An inscription carved above the gatehouse of Tolquhon Castle spells it out in plain Scots: "AL THIS WARKE EXCEP THE AULD TOWR WAS BEGUN BE WILLIAM FORBES 15 APRIL 1584 AND ENDIT BE HIM 20 OCTOBER 1589." Five years and six months, start to finish, and William Forbes wanted you to know it. In a landscape of fortified tower houses and thick-walled keeps, the 7th Laird of Tolquhon built something different -- a castle designed not to repel enemies but to impress guests. The result has been called the most characteristic chateau of the Scots Renaissance.

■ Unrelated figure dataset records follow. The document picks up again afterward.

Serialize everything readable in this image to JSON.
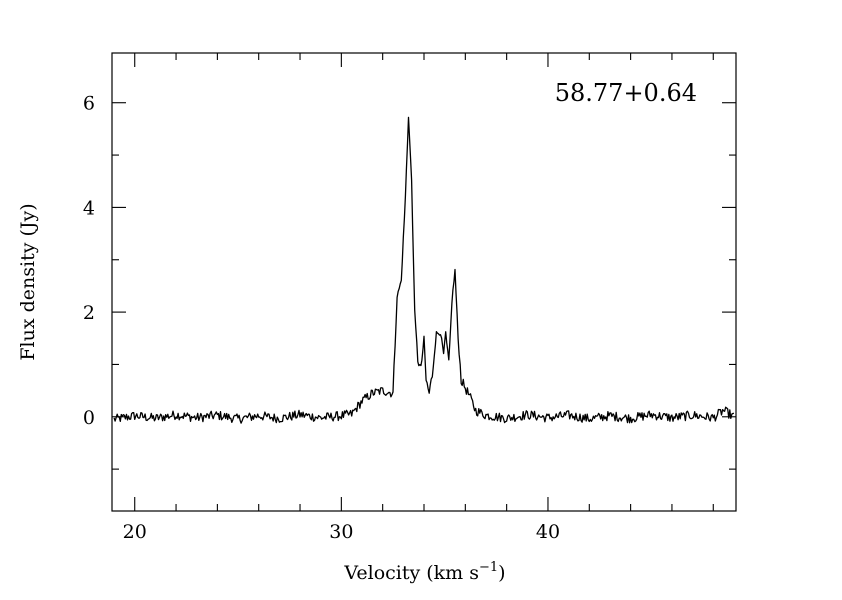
{
  "chart_data": {
    "type": "line",
    "annotation": "58.77+0.64",
    "xlabel": "Velocity (km s",
    "xlabel_superscript": "−1",
    "xlabel_suffix": ")",
    "ylabel": "Flux density (Jy)",
    "xlim": [
      18.9,
      49.1
    ],
    "ylim": [
      -1.8,
      6.95
    ],
    "x_major_ticks": [
      20,
      30,
      40
    ],
    "x_minor_ticks": [
      22,
      24,
      26,
      28,
      32,
      34,
      36,
      38,
      42,
      44,
      46,
      48
    ],
    "x_tick_labels": [
      "20",
      "30",
      "40"
    ],
    "y_major_ticks": [
      0,
      2,
      4,
      6
    ],
    "y_minor_ticks": [
      -1,
      1,
      3,
      5
    ],
    "y_tick_labels": [
      "0",
      "2",
      "4",
      "6"
    ],
    "grid": false,
    "line_color": "#000000",
    "series": [
      {
        "points": [
          [
            19.0,
            -0.05
          ],
          [
            20.0,
            0.02
          ],
          [
            21.0,
            -0.03
          ],
          [
            22.0,
            0.04
          ],
          [
            23.0,
            -0.02
          ],
          [
            24.0,
            0.03
          ],
          [
            25.0,
            -0.04
          ],
          [
            26.0,
            0.02
          ],
          [
            27.0,
            -0.03
          ],
          [
            28.0,
            0.04
          ],
          [
            29.0,
            -0.02
          ],
          [
            30.0,
            0.02
          ],
          [
            30.5,
            0.05
          ],
          [
            31.0,
            0.3
          ],
          [
            31.5,
            0.45
          ],
          [
            32.0,
            0.5
          ],
          [
            32.5,
            0.45
          ],
          [
            32.7,
            2.3
          ],
          [
            32.9,
            2.6
          ],
          [
            33.1,
            4.2
          ],
          [
            33.25,
            5.75
          ],
          [
            33.4,
            4.5
          ],
          [
            33.55,
            2.0
          ],
          [
            33.7,
            1.1
          ],
          [
            33.85,
            0.9
          ],
          [
            34.0,
            1.5
          ],
          [
            34.1,
            0.7
          ],
          [
            34.25,
            0.45
          ],
          [
            34.4,
            0.8
          ],
          [
            34.6,
            1.6
          ],
          [
            34.8,
            1.6
          ],
          [
            34.95,
            1.2
          ],
          [
            35.05,
            1.6
          ],
          [
            35.2,
            1.0
          ],
          [
            35.35,
            2.2
          ],
          [
            35.5,
            2.8
          ],
          [
            35.65,
            1.5
          ],
          [
            35.8,
            0.7
          ],
          [
            36.0,
            0.55
          ],
          [
            36.2,
            0.4
          ],
          [
            36.5,
            0.12
          ],
          [
            37.0,
            0.03
          ],
          [
            38.0,
            -0.03
          ],
          [
            39.0,
            0.04
          ],
          [
            40.0,
            -0.02
          ],
          [
            41.0,
            0.03
          ],
          [
            42.0,
            -0.04
          ],
          [
            43.0,
            0.02
          ],
          [
            44.0,
            -0.03
          ],
          [
            45.0,
            0.04
          ],
          [
            46.0,
            -0.02
          ],
          [
            47.0,
            0.03
          ],
          [
            48.0,
            -0.02
          ],
          [
            48.5,
            0.12
          ],
          [
            49.0,
            0.0
          ]
        ]
      }
    ]
  }
}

Before William Forbes began his grand project, the site held only Preston's Tower, a medieval keep that still anchors the northeast corner of the ruins. Forbes kept the old tower but wrapped it in something altogether more ambitious: a courtyard castle with an elaborate gatehouse, a first-floor gallery running the length of the west range, and a main hall in the south range reached by a stair from the courtyard below. The architect was Thomas Leper, a mason whose distinctive triple shot-holes flank the main entrance -- decorative more than defensive, a flourish rather than a fortification. Forbes was a collector, a reader, a man of culture in an age when Aberdeenshire lairds were beginning to look beyond warfare toward the arts. Tolquhon was his statement of intent.

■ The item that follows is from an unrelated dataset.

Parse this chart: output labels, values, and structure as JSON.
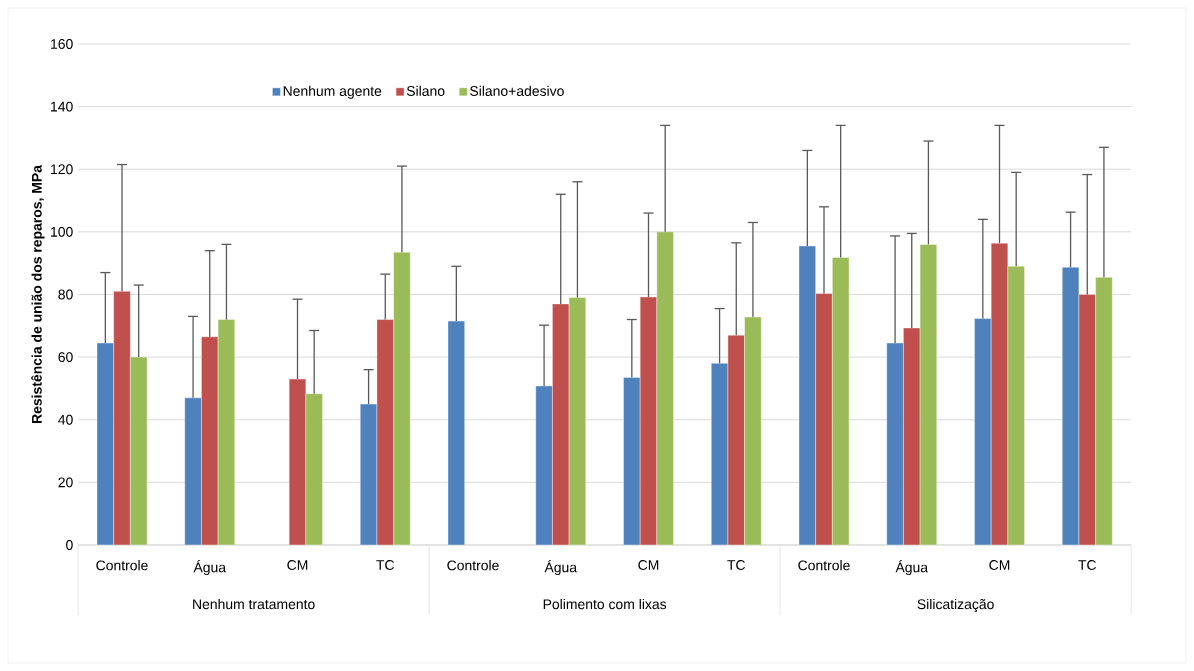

The layout reveals priorities. The gallery on the first floor of the west range was not for soldiers but for walking and conversation, in the manner of the great houses of France. The main hall opened onto views of the surrounding countryside. Even the prison, tucked inside the southeast tower, feels like an afterthought -- necessary, perhaps, but not the point. Beyond the main quadrangle lay a walled outer courtyard containing a doocot, a dovecote that would have supplied the table with pigeons and signalled wealth to visitors. Every element of the design communicated status. The stone tile floor of the main hall, fragments of which survive, suggests a level of finish unusual for rural Aberdeenshire.

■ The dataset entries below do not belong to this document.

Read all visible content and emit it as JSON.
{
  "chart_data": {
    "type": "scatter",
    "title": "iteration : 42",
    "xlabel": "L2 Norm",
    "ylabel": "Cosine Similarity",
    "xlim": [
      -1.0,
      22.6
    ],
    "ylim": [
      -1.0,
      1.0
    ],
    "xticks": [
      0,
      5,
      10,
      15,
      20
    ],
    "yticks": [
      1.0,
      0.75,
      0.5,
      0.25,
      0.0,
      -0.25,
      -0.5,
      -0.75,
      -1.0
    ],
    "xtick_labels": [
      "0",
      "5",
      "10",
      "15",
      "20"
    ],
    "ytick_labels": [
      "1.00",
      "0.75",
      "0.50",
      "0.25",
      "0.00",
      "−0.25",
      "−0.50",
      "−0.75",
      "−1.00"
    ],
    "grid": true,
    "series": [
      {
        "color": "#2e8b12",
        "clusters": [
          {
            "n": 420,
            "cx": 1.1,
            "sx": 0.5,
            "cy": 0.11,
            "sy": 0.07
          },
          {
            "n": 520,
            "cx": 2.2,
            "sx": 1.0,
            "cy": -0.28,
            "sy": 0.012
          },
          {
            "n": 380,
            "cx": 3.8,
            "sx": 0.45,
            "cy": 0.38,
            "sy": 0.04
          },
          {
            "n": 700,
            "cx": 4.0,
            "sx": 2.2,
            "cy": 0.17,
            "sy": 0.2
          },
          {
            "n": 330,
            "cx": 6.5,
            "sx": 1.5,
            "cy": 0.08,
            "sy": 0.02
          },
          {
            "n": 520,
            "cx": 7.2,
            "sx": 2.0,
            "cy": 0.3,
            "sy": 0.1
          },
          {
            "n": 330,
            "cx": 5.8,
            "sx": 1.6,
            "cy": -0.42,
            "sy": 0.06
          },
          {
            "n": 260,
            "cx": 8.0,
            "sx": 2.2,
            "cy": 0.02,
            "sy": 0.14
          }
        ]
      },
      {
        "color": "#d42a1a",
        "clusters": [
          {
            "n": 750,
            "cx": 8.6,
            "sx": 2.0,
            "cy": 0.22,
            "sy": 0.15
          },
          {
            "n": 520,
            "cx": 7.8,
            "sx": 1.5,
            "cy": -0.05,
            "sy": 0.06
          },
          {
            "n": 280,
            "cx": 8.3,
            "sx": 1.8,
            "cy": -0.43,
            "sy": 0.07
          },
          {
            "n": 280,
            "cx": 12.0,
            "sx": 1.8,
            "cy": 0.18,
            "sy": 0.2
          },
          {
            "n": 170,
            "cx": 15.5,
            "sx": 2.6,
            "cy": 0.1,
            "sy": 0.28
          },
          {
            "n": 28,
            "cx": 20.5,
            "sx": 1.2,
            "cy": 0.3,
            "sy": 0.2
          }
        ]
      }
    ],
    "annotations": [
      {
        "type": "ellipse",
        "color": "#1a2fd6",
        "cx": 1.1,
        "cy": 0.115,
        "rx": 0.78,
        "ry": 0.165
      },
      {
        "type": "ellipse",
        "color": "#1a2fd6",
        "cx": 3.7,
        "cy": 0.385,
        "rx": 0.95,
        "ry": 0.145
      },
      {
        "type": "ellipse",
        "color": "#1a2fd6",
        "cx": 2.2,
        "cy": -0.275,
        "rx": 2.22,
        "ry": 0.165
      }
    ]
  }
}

William Forbes did not stop at the castle. In the nearby kirkyard at Tarves, he erected an elaborate tomb in 1589 to commemorate himself and his wife Elizabeth Gordon -- the same year he completed the castle. Both monuments survive as testaments to a man determined to leave his mark on the landscape. The Forbes family held Tolquhon for generations, but the castle's fortunes eventually declined. By the time Historic Environment Scotland took guardianship of the site, the roofs had long since fallen and the galleries stood open to the Aberdeenshire sky. What remains, however, is remarkably intact in its stonework: walls stand to considerable height, the courtyard plan is clearly legible, and the gatehouse inscription still speaks across four centuries.
Walking through Tolquhon today is less like visiting a castle and more like reading a letter. The proportions of the rooms, the placement of windows for light rather than defence, the decorative carvings that survive on doorways and lintels -- all tell the story of a man who valued beauty and learning in an era when many of his neighbours still lived behind walls designed to withstand siege. The Aberdeenshire countryside around the castle remains farmland, quiet and rolling, much as it would have looked when Forbes surveyed his finished work in October 1589. The castle sits roughly midway between Pitmedden and Tarves, modest in setting but extraordinary in ambition.
Located at 57.35N, 2.21W in rural Aberdeenshire, roughly 1.5 miles northwest of Pitmedden and 2 miles south of Tarves. The ruined castle courtyard is visible from low altitude against the surrounding green farmland. Nearest airport: Aberdeen (EGPD), approximately 15 miles southeast.